The NCAA changed the rules in 2016, giving players with eligibility remaining time to work out with NBA teams and take part in the NBA combine before having to announce if they’re staying in the draft.
This year, prospects have until June 11 to withdraw from the draft.
It can be a great developmental tool and give a player a better idea of how to improve his game (even if he ends up hearing the same things their college coaches say).
It’s why every player with serious NBA aspirations should do it.
The part of this that should give Iowa fans pause isn’t his draft status. It’s where Cook believes his best chance to maximize his NBA future resides.
Cook will do whatever helps him in that regard next season.

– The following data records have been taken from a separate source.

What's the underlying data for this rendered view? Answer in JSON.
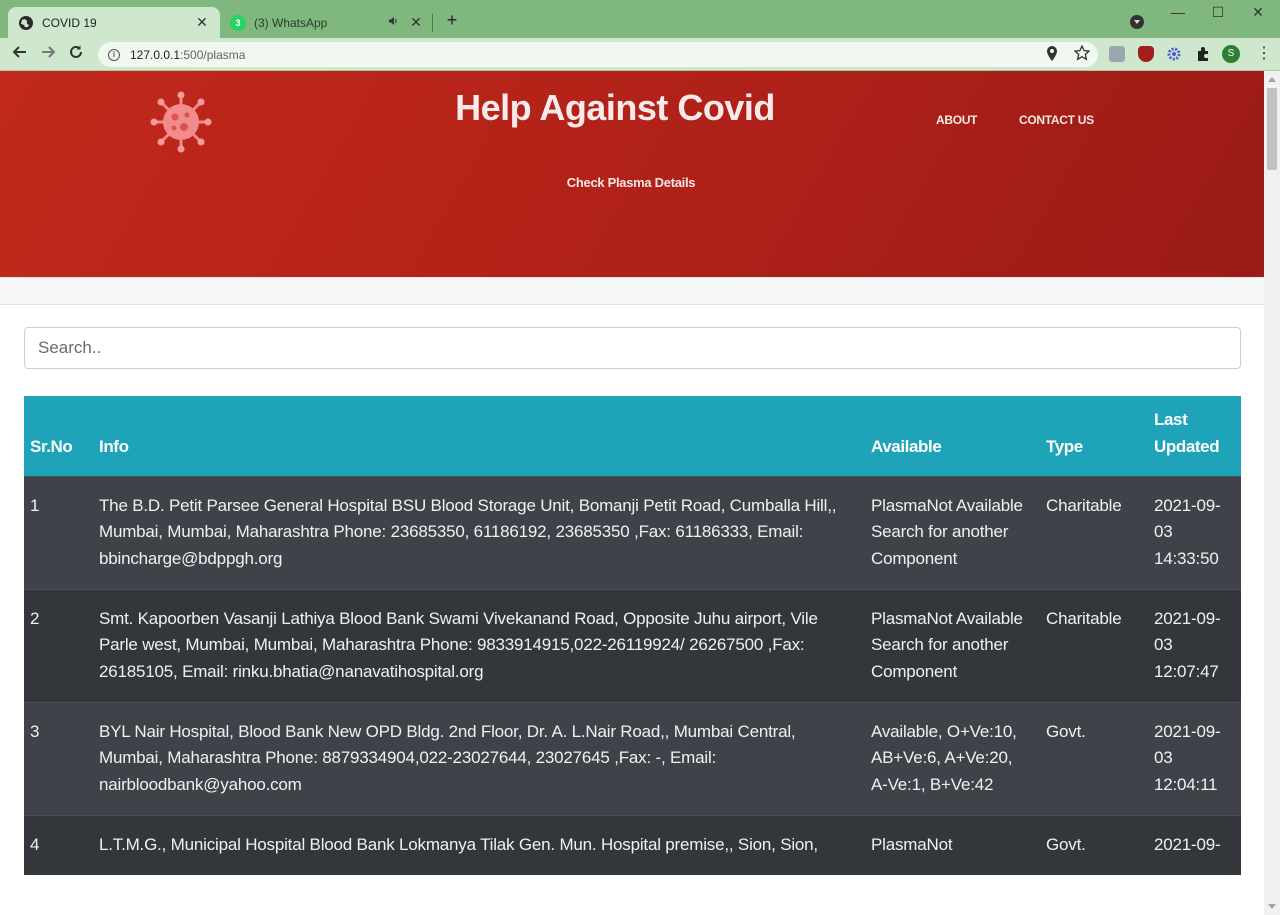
{
  "browser": {
    "tabs": [
      {
        "title": "COVID 19",
        "close": "✕"
      },
      {
        "title": "(3) WhatsApp",
        "badge": "3",
        "close": "✕"
      }
    ],
    "new_tab": "+",
    "url_host": "127.0.0.1",
    "url_rest": ":500/plasma",
    "profile_initial": "S",
    "window_controls": {
      "minimize": "—",
      "maximize": "☐",
      "close": "✕"
    }
  },
  "site": {
    "brand": "Help Against Covid",
    "nav": {
      "about": "ABOUT",
      "contact": "CONTACT US"
    },
    "plasma_link": "Check Plasma Details"
  },
  "search": {
    "placeholder": "Search.."
  },
  "table": {
    "headers": {
      "srno": "Sr.No",
      "info": "Info",
      "available": "Available",
      "type": "Type",
      "updated": "Last Updated"
    },
    "rows": [
      {
        "srno": "1",
        "info": "The B.D. Petit Parsee General Hospital BSU Blood Storage Unit, Bomanji Petit Road, Cumballa Hill,, Mumbai, Mumbai, Maharashtra Phone: 23685350, 61186192, 23685350 ,Fax: 61186333, Email: bbincharge@bdppgh.org",
        "available": "PlasmaNot Available Search for another Component",
        "type": "Charitable",
        "updated": "2021-09-03 14:33:50"
      },
      {
        "srno": "2",
        "info": "Smt. Kapoorben Vasanji Lathiya Blood Bank Swami Vivekanand Road, Opposite Juhu airport, Vile Parle west, Mumbai, Mumbai, Maharashtra Phone: 9833914915,022-26119924/ 26267500 ,Fax: 26185105, Email: rinku.bhatia@nanavatihospital.org",
        "available": "PlasmaNot Available Search for another Component",
        "type": "Charitable",
        "updated": "2021-09-03 12:07:47"
      },
      {
        "srno": "3",
        "info": "BYL Nair Hospital, Blood Bank New OPD Bldg. 2nd Floor, Dr. A. L.Nair Road,, Mumbai Central, Mumbai, Maharashtra Phone: 8879334904,022-23027644, 23027645 ,Fax: -, Email: nairbloodbank@yahoo.com",
        "available": "Available, O+Ve:10, AB+Ve:6, A+Ve:20, A-Ve:1, B+Ve:42",
        "type": "Govt.",
        "updated": "2021-09-03 12:04:11"
      },
      {
        "srno": "4",
        "info": "L.T.M.G., Municipal Hospital Blood Bank Lokmanya Tilak Gen. Mun. Hospital premise,, Sion, Sion,",
        "available": "PlasmaNot",
        "type": "Govt.",
        "updated": "2021-09-"
      }
    ]
  }
}
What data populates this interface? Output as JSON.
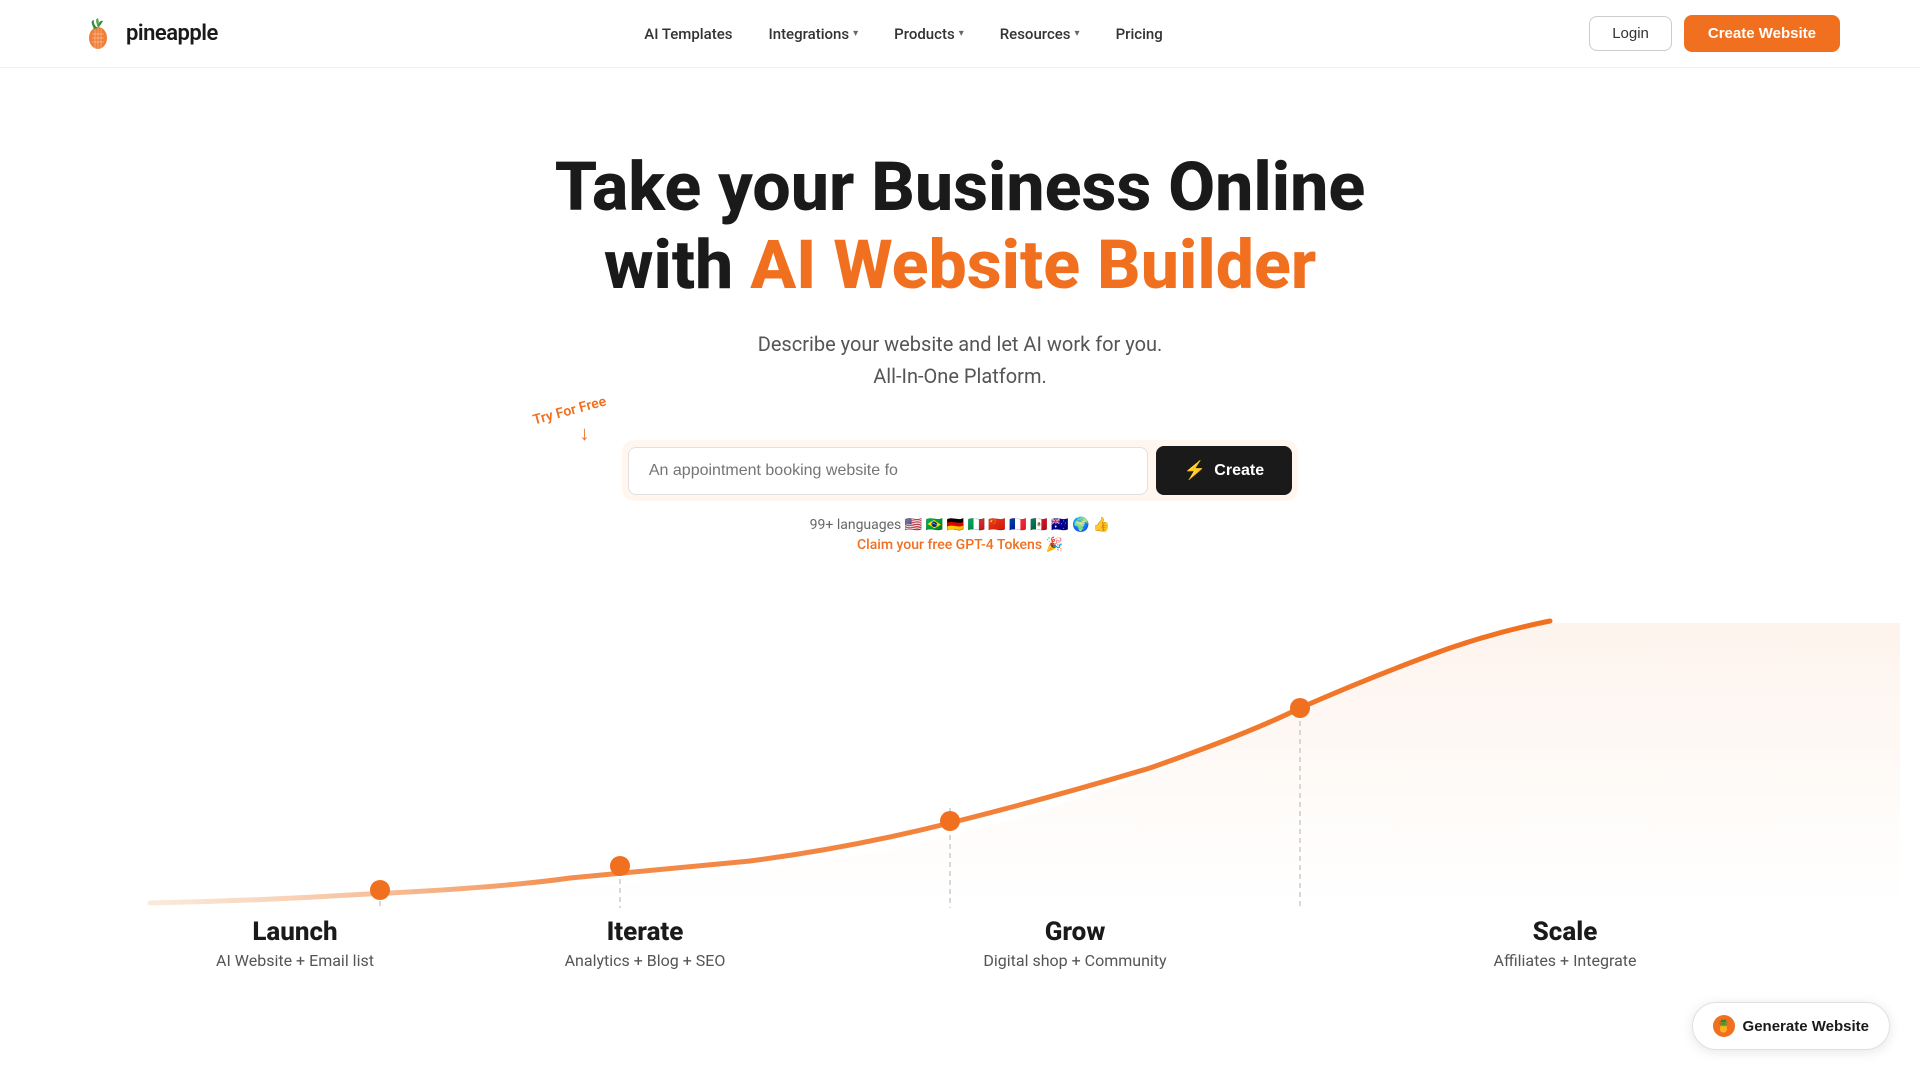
{
  "nav": {
    "logo_text": "pineapple",
    "links": [
      {
        "label": "AI Templates",
        "has_dropdown": false
      },
      {
        "label": "Integrations",
        "has_dropdown": true
      },
      {
        "label": "Products",
        "has_dropdown": true
      },
      {
        "label": "Resources",
        "has_dropdown": true
      },
      {
        "label": "Pricing",
        "has_dropdown": false
      }
    ],
    "login_label": "Login",
    "create_label": "Create Website"
  },
  "hero": {
    "title_line1": "Take your Business Online",
    "title_line2_plain": "with ",
    "title_line2_highlight": "AI Website Builder",
    "subtitle_line1": "Describe your website and let AI work for you.",
    "subtitle_line2": "All-In-One Platform.",
    "try_label": "Try For Free",
    "search_placeholder": "An appointment booking website fo",
    "create_btn_label": "Create",
    "languages_text": "99+ languages 🇺🇸 🇧🇷 🇩🇪 🇮🇹 🇨🇳 🇫🇷 🇲🇽 🇦🇺 🌍 👍",
    "claim_text": "Claim your free GPT-4 Tokens 🎉"
  },
  "chart": {
    "stages": [
      {
        "label": "Launch",
        "sub": "AI Website + Email list",
        "x_pct": 20
      },
      {
        "label": "Iterate",
        "sub": "Analytics + Blog + SEO",
        "x_pct": 39
      },
      {
        "label": "Grow",
        "sub": "Digital shop + Community",
        "x_pct": 60
      },
      {
        "label": "Scale",
        "sub": "Affiliates + Integrate",
        "x_pct": 80
      }
    ]
  },
  "floating": {
    "label": "Generate Website"
  },
  "colors": {
    "orange": "#f07020",
    "dark": "#1a1a1a",
    "light_orange_bg": "rgba(255,200,150,0.2)"
  }
}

If it’s returning to Iowa, great. If it’s the NBA, even better. If it’s traveling the country in the G League, he’ll do it. Heck, playing pro ball in Europe might end up being the best option. Stranger things have happened with basketball prospects — and not just with the Ball family.
Cook oozes talent, especially on the offensive end. He led Iowa in scoring and rebounding this season and is one of the team’s top two players.
He is a burgeoning Big Ten star and only the fifth sophomore ever in program history to score 500 points in a season. Cook finished with 506 points.
Tyler Cook has scored 493 points this yr with at least one game left to play. If he tops the 500 point mark, he will join these Hawkeyes who topped 500 in their sophomore seasons:
Chris Kingsbury (553)
Roy Marble (520)
Acie Earl (520)
Greg Stokes (548)
Ronnie Lester (563)
— Jon Miller (@hawkeyenation) March 1, 2018
It’s a lot easier to envision Iowa rebounding from a disappointing season with him than without him. His future is one of the biggest storylines surrounding the team, and rightfully so.
But Missouri isn’t the end. That requires another tweet. One saying he’s withdrawing his name from pro consideration.